Ensuite, il faut insister sur la composition élégiaque de ces textes, encore plus marquée dans le plus long d’entre eux. On est frappé de la discordance entre le titre du poème, מזמון טו פורים (τῷ) « Cantique pour Pourim », et son contenu. D’où vient la tristesse qui prédomine dans ces vers ? Pourquoi cette exhalaison de chants plaintifs, au lieu d’expressions d’allégresse inhérentes à la fête d’Esther, au souvenir du triomphe final de Mardochée ? Réflexion faite, il est possible que l’auteur des strophes ait moins songé à la fête même d’Esther qu’à la veille, au jour consacré à un jeûne ; c’est la recommandation adressée par la même reine aux Juifs de Suse, à ce que dit la Bible (Esther, IV, 16), En passant, on notera les négligences grammaticales du chantre populaire qui a composé l’œuvre, ou au moins celles du scribe. Ainsi, il transcrit par une seule et même voyelle hébraïque, י-ִ, les trois voyelles grecques η, ι, ε, comme s’il avait confondu en une seule les nuances assez sensibles de ces trois vocables, qu’il aurait pu exprimer par י-ִ, (i bref) et ֶ ou ֵ (é long).
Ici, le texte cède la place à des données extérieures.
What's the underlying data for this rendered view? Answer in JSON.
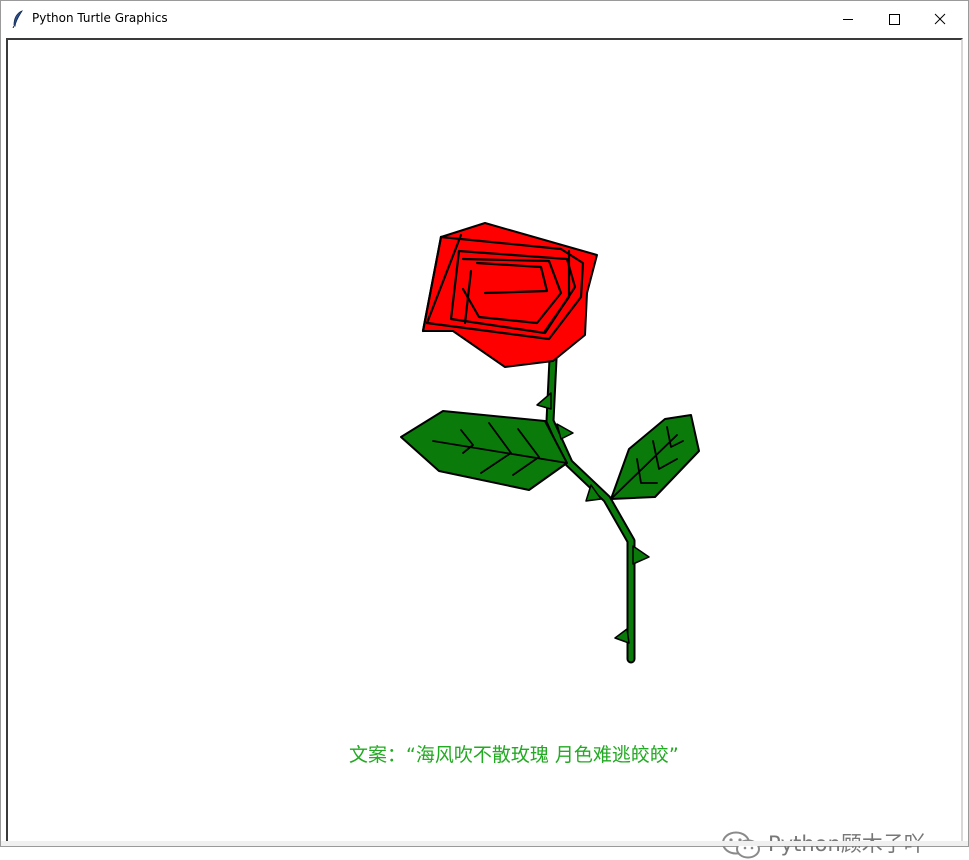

De même une singulière corruption détonne à la fin de la strophe xvi du texte d’Oxford (ligne 95, avant le refrain) :

מטוקיניטי קאתיסימי, ou στὸ Κενέτι κάθισε με.

Or le mot Κενέτι serait incompréhensible, si l’on n’avait pas la transcription en copie réduite dans le manuscrit de Chalcis, où le même vers offre le mot גן עדן[1] « jardin de l’Éden » (Paradis), espoir suprême de séjour pour les croyants.

  1. À transcrire Γὰν Ἔδεν, non Γκὰν Ἔντεν (même Revue, p. 166.